II.3. De sérieuses collaboratrices pour l’enseignant

Au cours de leur cursus scolaire, les filles prennent plaisir à apprendre même si les enseignants ne les valorisent pas autant que les garçons. Pourtant ils leurs reconnaissent des qualités indéniables : elles sont considérées comme de précieuses « auxiliaires sociales » 107 dans la gestion de la classe. Elles font leurs devoirs en rentrant à la maison et sont mieux organisées, elles « adhèrent plus à la chose enseignée » (Zaidman, 1996) 108 . Elles se montrent plus constantes, plus travailleuses quel que soit le contexte, aussi les enseignants n’hésitent pas à s’appuyer sur elles pour la gestion quotidienne de la classe.

En cours, quand elles sont en difficulté elles restent très discrètes, l’enseignant ne les remarque pas car elles savent se faire oublier alors qu’à l’inverse les garçons monopolisent l’espace sonore. Quand elles réussissent, elles doivent affronter l’agressivité des garçons envers elles sans se couper des autres filles. Les classes à majorité de filles sont plus calmes et plus studieuses comme si les garçons s’y sentaient submergés par le nombre ; alors que les classes à majorité de garçons sont soumises à des tensions, des violences, de l’agressivité, des moqueries, que l’enseignant devra tenter de maîtriser en leur permettant d’apprendre à respecter les autres, les différences. Les filles sont protégées par leur attitude 109 et l’enseignant les intègre volontiers comme « aides sociales » 110 . Malgré tout, elles sont jugées sur la présentation de leurs prestations, leur apparence, leur tenue. Elles se décrivent selon les stéréotypes normés de leur sexe qui révèlent leur sentiment d’être mises en infériorité dans le contexte de la mixité. Dans la réussite d’une tâche, elles attribuent leur score à de la chance alors que les garçons l’attribuent à leur propre compétence. Ils semblent développer une meilleure évaluation de leur comportement ce qui peut être attribué aux types de situation d’apprentissage qui leur sont plus souvent favorables. « la valeur subjective donnée aux tâches à réaliser […] serait le médiateur le plus fort entre le sexe » (Duru-Bellat, 1994). Les garçons sont valorisés pour leurs performances ce qui les amène par conséquent à surestimer leur propre niveau. Ils savent tout sur tout, donnent volontiers leur avis en le clamant haut et fort, ils sont généralement considérés comme plus intelligents que les filles, réussissant facilement sans travailler.
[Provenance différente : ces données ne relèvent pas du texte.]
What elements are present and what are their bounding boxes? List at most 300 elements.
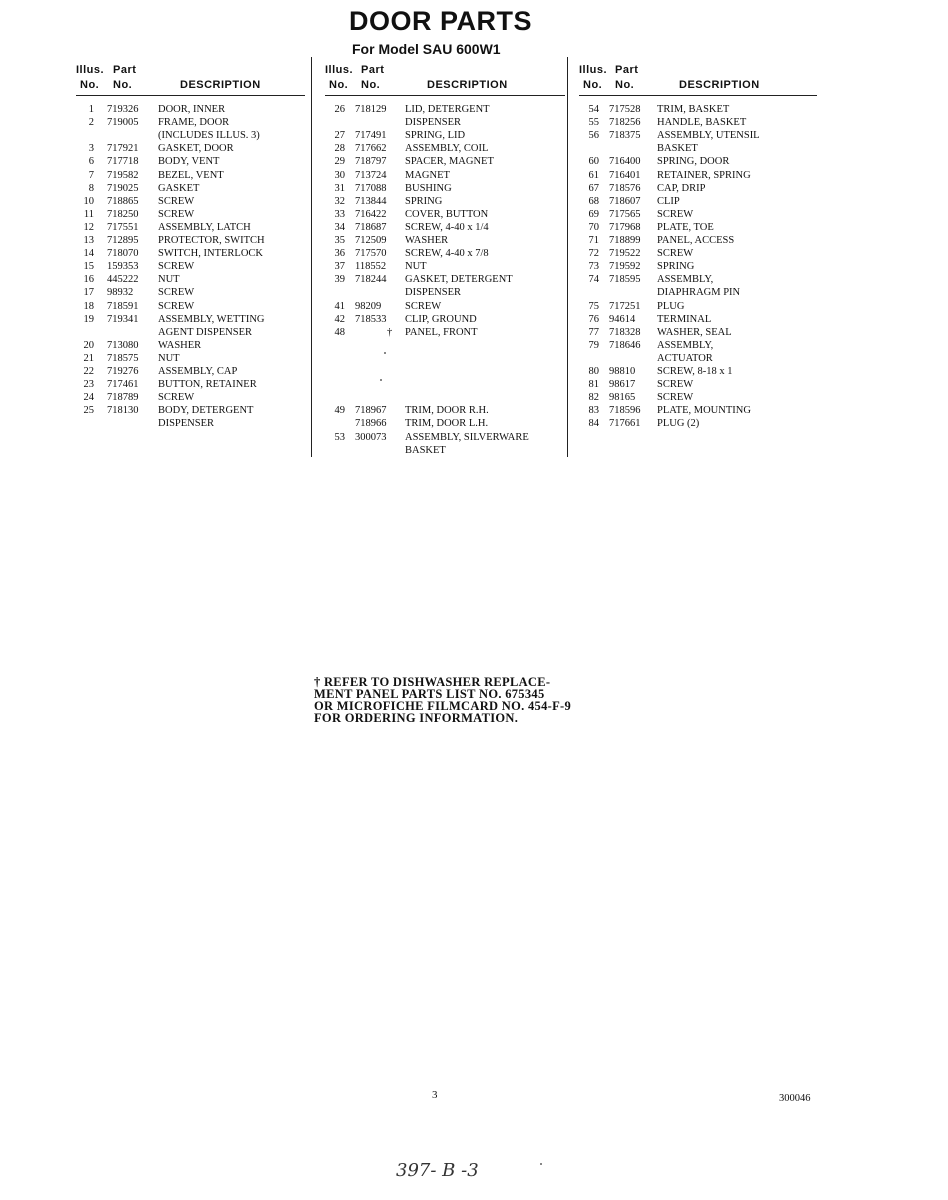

Les enseignants jouent inconsciemment sur l’opposition des comportements de sexe entre les élèves pour maintenir une ambiance de classe axée sur le travail et éviter l’agitation des garçons. Or, le rôle qu’ils font endosser aux filles les cantonne dans une position dominée.

Notes
107.

locution empruntée à G. Cogérino.

108.

Zaidman, C. (1996).Déjà cité. (p.141).

109.

Idem. Déjà cité. (pp.150-151).

110.

Voir à ce propos l’enquête Terret et Cogérino sur la mixité. La recherche de mots clés dans l’encart de libre expression laissé aux enseignants montre que les femmes et les hommes ont un rapport utilitariste aux filles dans la gestion de la classe mixte.